GTA isn’t like this. It almost looks real. The desert flying past Eli’s wheels was littered with rocks and sage and garbage. Little plumes of dust and scree flew up as he made skidding turns to avoid washouts and larger plants. At one point he hit a tree and we were treated to a tumbling, rolling wipeout from the driver’s point of view. It was pretty cool. I couldn’t figure out what all the negative press was about.
“Why are you robbing a liquor store? I thought you were supposed to steal cars?”
“Those cars are wrecks. I need to get some money so I can buy a good car.”
“Well, why don’t you steal cars and sell them. At least you’re not shooting people!”
“Dad! That’s a great idea!”
Eli, stopped his motorcycle in the middle of the highway, he pulled out his Uzi (?) and jacked a car. He left the woman who was driving standing in the middle lane. By now we were all watching Eli, appalled.
This shouldn’t have been a surprise. Grand Theft Auto has a “Mature” rating. Supposedly it’s suitable for people seventeen or older. Tonight, I learned that in many countries you need to be an adult to buy it. In general, we don’t allow Eli to watch “R” rated movies. I know he has access to them through Netflix on his phone, but so far, he seems much more interested in YouTube videos and Phineas and Ferb.

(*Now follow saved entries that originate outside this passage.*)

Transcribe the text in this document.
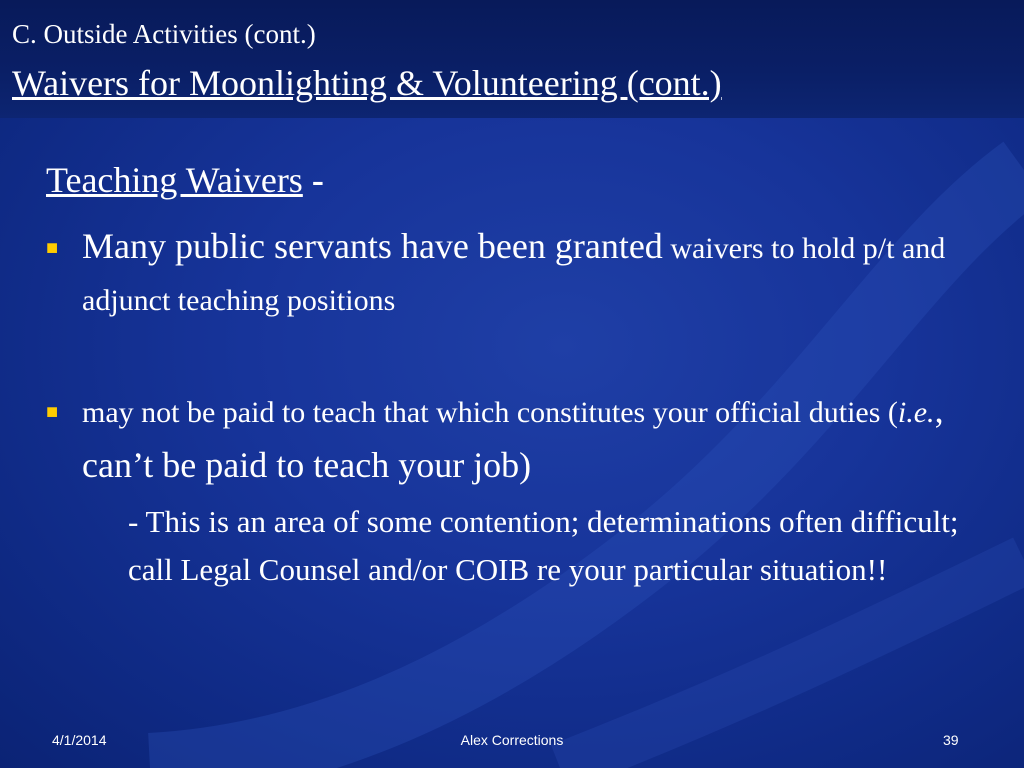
C. Outside Activities (cont.)
Waivers for Moonlighting & Volunteering (cont.)
Teaching Waivers -
■ Many public servants have been granted waivers to hold p/t and adjunct teaching positions
■ may not be paid to teach that which constitutes your official duties (i.e., can’t be paid to teach your job)
- This is an area of some contention; determinations often difficult; call Legal Counsel and/or COIB re your particular situation!!
4/1/2014	Alex Corrections	39
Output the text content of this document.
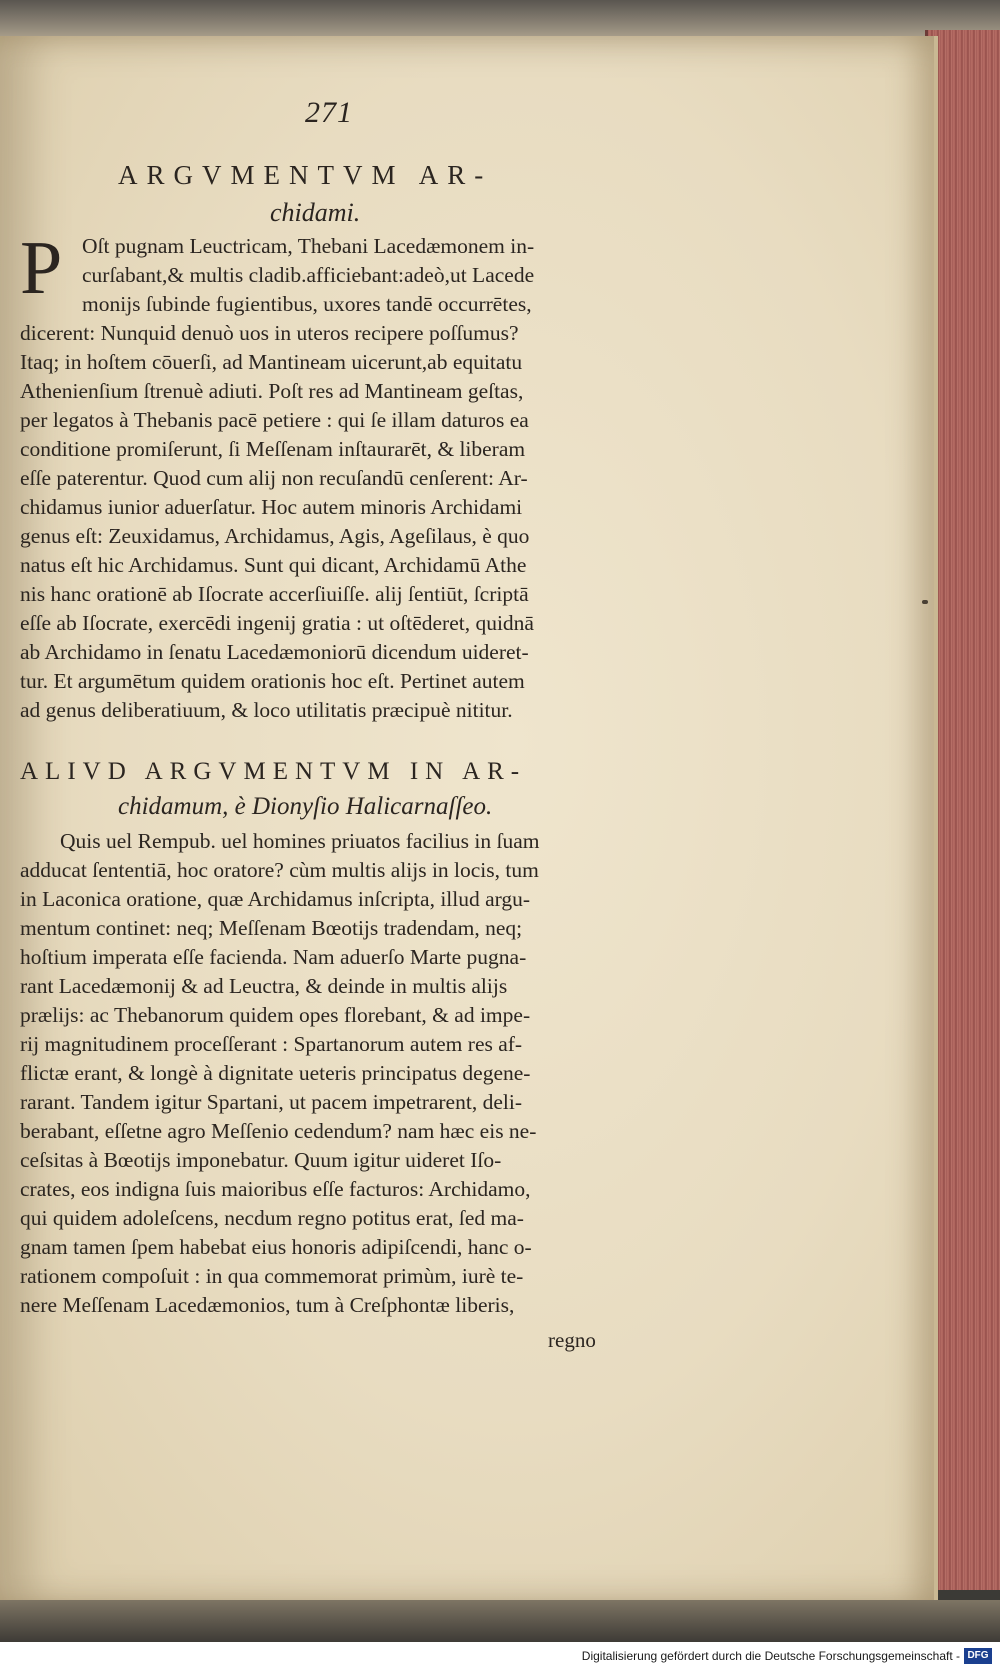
271
ARGVMENTVM AR-
chidami.
P Oſt pugnam Leuctricam, Thebani Lacedæmonem in-
curſabant,& multis cladib.afficiebant:adeò,ut Lacede
monijs ſubinde fugientibus, uxores tandē occurrētes,
dicerent: Nunquid denuò uos in uteros recipere poſſumus?
Itaq; in hoſtem cōuerſi, ad Mantineam uicerunt,ab equitatu
Athenienſium ſtrenuè adiuti. Poſt res ad Mantineam geſtas,
per legatos à Thebanis pacē petiere : qui ſe illam daturos ea
conditione promiſerunt, ſi Meſſenam inſtaurarēt, & liberam
eſſe paterentur. Quod cum alij non recuſandū cenſerent: Ar-
chidamus iunior aduerſatur. Hoc autem minoris Archidami
genus eſt: Zeuxidamus, Archidamus, Agis, Ageſilaus, è quo
natus eſt hic Archidamus. Sunt qui dicant, Archidamū Athe
nis hanc orationē ab Iſocrate accerſiuiſſe. alij ſentiūt, ſcriptā
eſſe ab Iſocrate, exercēdi ingenij gratia : ut oſtēderet, quidnā
ab Archidamo in ſenatu Lacedæmoniorū dicendum uideret-
tur. Et argumētum quidem orationis hoc eſt. Pertinet autem
ad genus deliberatiuum, & loco utilitatis præcipuè nititur.
ALIVD ARGVMENTVM IN AR-
chidamum, è Dionyſio Halicarnaſſeo.
Quis uel Rempub. uel homines priuatos facilius in ſuam
adducat ſententiā, hoc oratore? cùm multis alijs in locis, tum
in Laconica oratione, quæ Archidamus inſcripta, illud argu-
mentum continet: neq; Meſſenam Bœotijs tradendam, neq;
hoſtium imperata eſſe facienda. Nam aduerſo Marte pugna-
rant Lacedæmonij & ad Leuctra, & deinde in multis alijs
prælijs: ac Thebanorum quidem opes florebant, & ad impe-
rij magnitudinem proceſſerant : Spartanorum autem res af-
flictæ erant, & longè à dignitate ueteris principatus degene-
rarant. Tandem igitur Spartani, ut pacem impetrarent, deli-
berabant, eſſetne agro Meſſenio cedendum? nam hæc eis ne-
ceſsitas à Bœotijs imponebatur. Quum igitur uideret Iſo-
crates, eos indigna ſuis maioribus eſſe facturos: Archidamo,
qui quidem adoleſcens, necdum regno potitus erat, ſed ma-
gnam tamen ſpem habebat eius honoris adipiſcendi, hanc o-
rationem compoſuit : in qua commemorat primùm, iurè te-
nere Meſſenam Lacedæmonios, tum à Creſphontæ liberis,
regno
Digitalisierung gefördert durch die Deutsche Forschungsgemeinschaft - DFG
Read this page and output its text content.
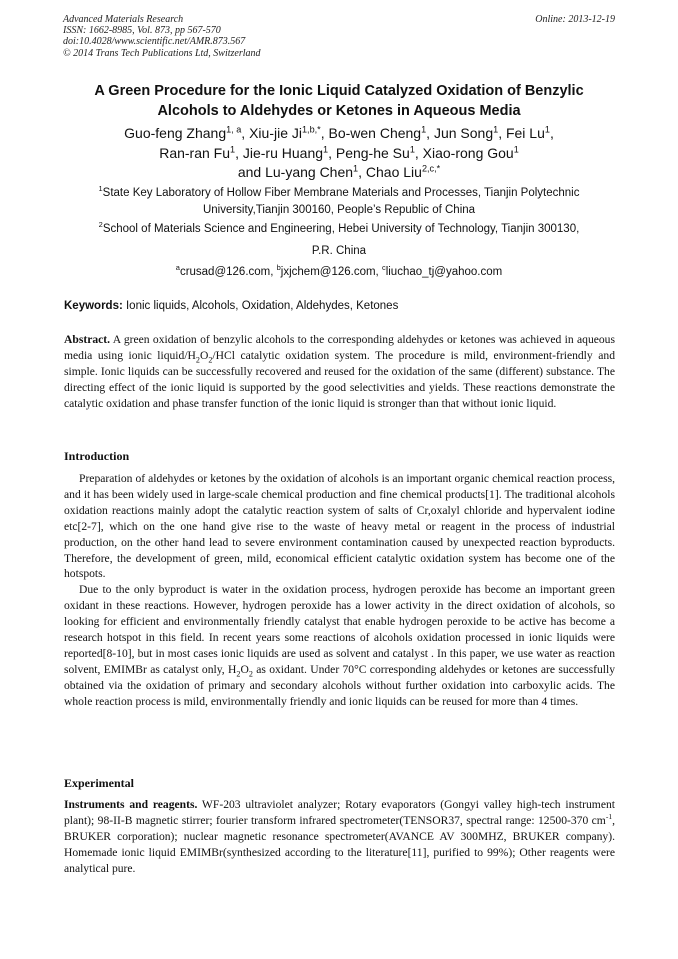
Advanced Materials Research
ISSN: 1662-8985, Vol. 873, pp 567-570
doi:10.4028/www.scientific.net/AMR.873.567
© 2014 Trans Tech Publications Ltd, Switzerland
Online: 2013-12-19
A Green Procedure for the Ionic Liquid Catalyzed Oxidation of Benzylic
Alcohols to Aldehydes or Ketones in Aqueous Media
Guo-feng Zhang$^{1, a}$, Xiu-jie $Ji^{1,b,*}$, Bo-wen Cheng$^1$, Jun Song$^1$, Fei Lu$^1$,
Ran-ran Fu$^1$, Jie-ru Huang$^1$, Peng-he Su$^1$, Xiao-rong Gou$^1$
and Lu-yang Chen$^1$, Chao Liu$^{2,c,*}$
$^1$State Key Laboratory of Hollow Fiber Membrane Materials and Processes, Tianjin Polytechnic
University,Tianjin 300160, People’s Republic of China
$^2$School of Materials Science and Engineering, Hebei University of Technology, Tianjin 300130,
P.R. China
$^a$crusad@126.com, $^b$jxjchem@126.com, $^c$liuchao_tj@yahoo.com
Keywords: Ionic liquids, Alcohols, Oxidation, Aldehydes, Ketones

Abstract. A green oxidation of benzylic alcohols to the corresponding aldehydes or ketones was achieved in aqueous media using ionic liquid/$H_2O_2$/HCl catalytic oxidation system. The procedure is mild, environment-friendly and simple. Ionic liquids can be successfully recovered and reused for the oxidation of the same (different) substance. The directing effect of the ionic liquid is supported by the good selectivities and yields. These reactions demonstrate the catalytic oxidation and phase transfer function of the ionic liquid is stronger than that without ionic liquid.

Introduction

Preparation of aldehydes or ketones by the oxidation of alcohols is an important organic chemical reaction process, and it has been widely used in large-scale chemical production and fine chemical products[1]. The traditional alcohols oxidation reactions mainly adopt the catalytic reaction system of salts of Cr,oxalyl chloride and hypervalent iodine etc[2-7], which on the one hand give rise to the waste of heavy metal or reagent in the process of industrial production, on the other hand lead to severe environment contamination caused by unexpected reaction byproducts. Therefore, the development of green, mild, economical efficient catalytic oxidation system has become one of the hotspots.

Due to the only byproduct is water in the oxidation process, hydrogen peroxide has become an important green oxidant in these reactions. However, hydrogen peroxide has a lower activity in the direct oxidation of alcohols, so looking for efficient and environmentally friendly catalyst that enable hydrogen peroxide to be active has become a research hotspot in this field. In recent years some reactions of alcohols oxidation processed in ionic liquids were reported[8-10], but in most cases ionic liquids are used as solvent and catalyst . In this paper, we use water as reaction solvent, EMIMBr as catalyst only, $H_2O_2$ as oxidant. Under 70°C corresponding aldehydes or ketones are successfully obtained via the oxidation of primary and secondary alcohols without further oxidation into carboxylic acids. The whole reaction process is mild, environmentally friendly and ionic liquids can be reused for more than 4 times.

Experimental

Instruments and reagents. WF-203 ultraviolet analyzer; Rotary evaporators (Gongyi valley high-tech instrument plant); 98-II-B magnetic stirrer; fourier transform infrared spectrometer(TENSOR37, spectral range: 12500-370 $cm^{-1}$, BRUKER corporation); nuclear magnetic resonance spectrometer(AVANCE AV 300MHZ, BRUKER company). Homemade ionic liquid EMIMBr(synthesized according to the literature[11], purified to 99%); Other reagents were analytical pure.
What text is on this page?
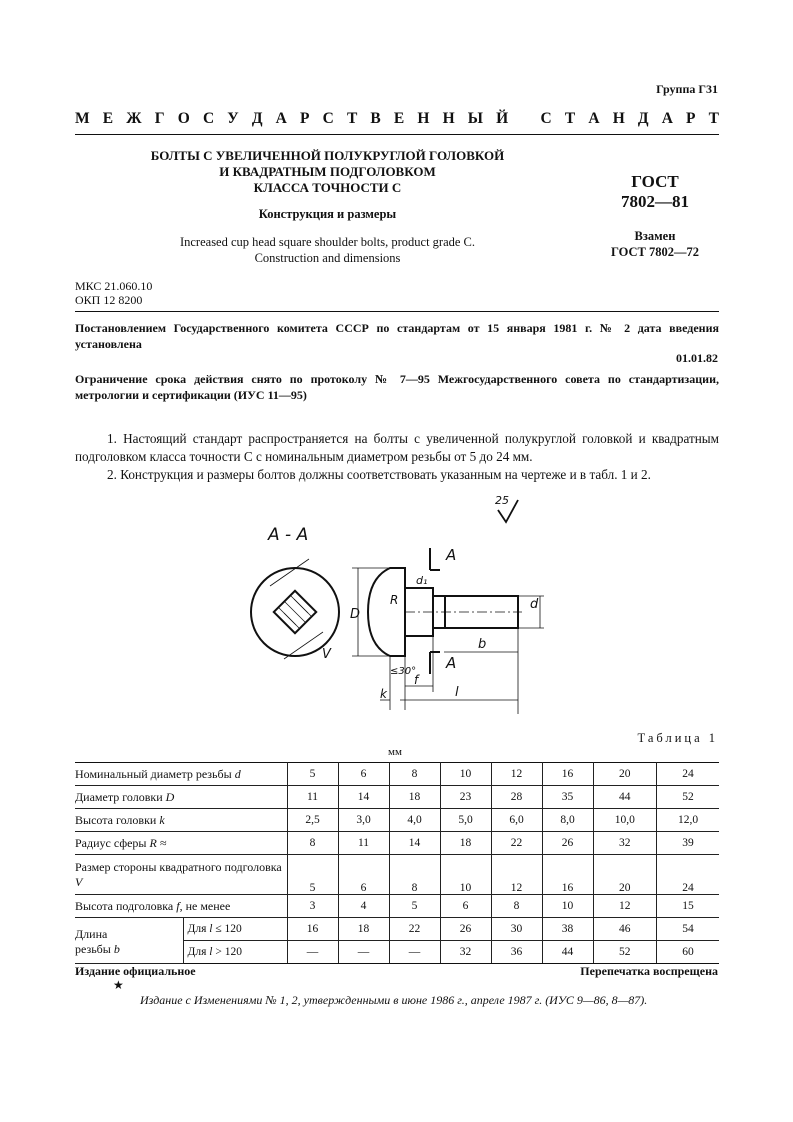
Группа Г31
М Е Ж Г О С У Д А Р С Т В Е Н Н Ы Й С Т А Н Д А Р Т
БОЛТЫ С УВЕЛИЧЕННОЙ ПОЛУКРУГЛОЙ ГОЛОВКОЙ
И КВАДРАТНЫМ ПОДГОЛОВКОМ
КЛАССА ТОЧНОСТИ С
Конструкция и размеры
Increased cup head square shoulder bolts, product grade C.
Construction and dimensions
ГОСТ
7802—81
Взамен
ГОСТ 7802—72
МКС 21.060.10
ОКП 12 8200
Постановлением Государственного комитета СССР по стандартам от 15 января 1981 г. № 2 дата введения установлена
01.01.82
Ограничение срока действия снято по протоколу № 7—95 Межгосударственного совета по стандартизации, метрологии и сертификации (ИУС 11—95)
1. Настоящий стандарт распространяется на болты с увеличенной полукруглой головкой и квадратным подголовком класса точности С с номинальным диаметром резьбы от 5 до 24 мм.
2. Конструкция и размеры болтов должны соответствовать указанным на чертеже и в табл. 1 и 2.
А - А
V
25
А
А
D
R
d₁
d
b
≤30°
f
k	l
Таблица 1
мм
Номинальный диаметр резьбы d		5	6	8	10	12	16	20	24
Диаметр головки D		11	14	18	23	28	35	44	52
Высота головки k		2,5	3,0	4,0	5,0	6,0	8,0	10,0	12,0
Радиус сферы R ≈		8	11	14	18	22	26	32	39
Размер стороны квадратного подголовка V		5	6	8	10	12	16	20	24
Высота подголовка f, не менее		3	4	5	6	8	10	12	15

Длина
резьбы b	Для l ≤ 120	16	18	22	26	30	38	46	54
	Для l > 120	—	—	—	32	36	44	52	60
Издание официальное	Перепечатка воспрещена
★
Издание с Изменениями № 1, 2, утвержденными в июне 1986 г., апреле 1987 г. (ИУС 9—86, 8—87).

There’s a website we visit when we feel like we’re pushing the age limit on Family Movie Night. It’s called Common Sense Media. It’s an awesome resource for parents. It offers age-appropriateness ratings by parents, experts and even children. If I wonder whether Groundhog Day is good to watch with my kids, I just type it in. “Parents say 12, Kids say 10, Common Sense says 11.” We’ll be watching that movie tomorrow night. Tonight I typed in Grand Theft Auto. “Common Sense say 18+ Crime, violence, sex, drugs, and alcohol = not for kids.” At least they don’t smoke cigarettes.
Eli is at a sleep over tonight. No doubt he’s playing GTA, or some battlefield shooter game. Or maybe he’s just watching GoodFellas. Obviously, he’s hitting an age where I can’t control everything he sees and does, and I don’t want to either. He needs to learn to set his own boundaries and make his own mistakes. But sometime this weekend, we’re going to sit down and talk about what it means to intimidate a make-believe store clerk with a handgun.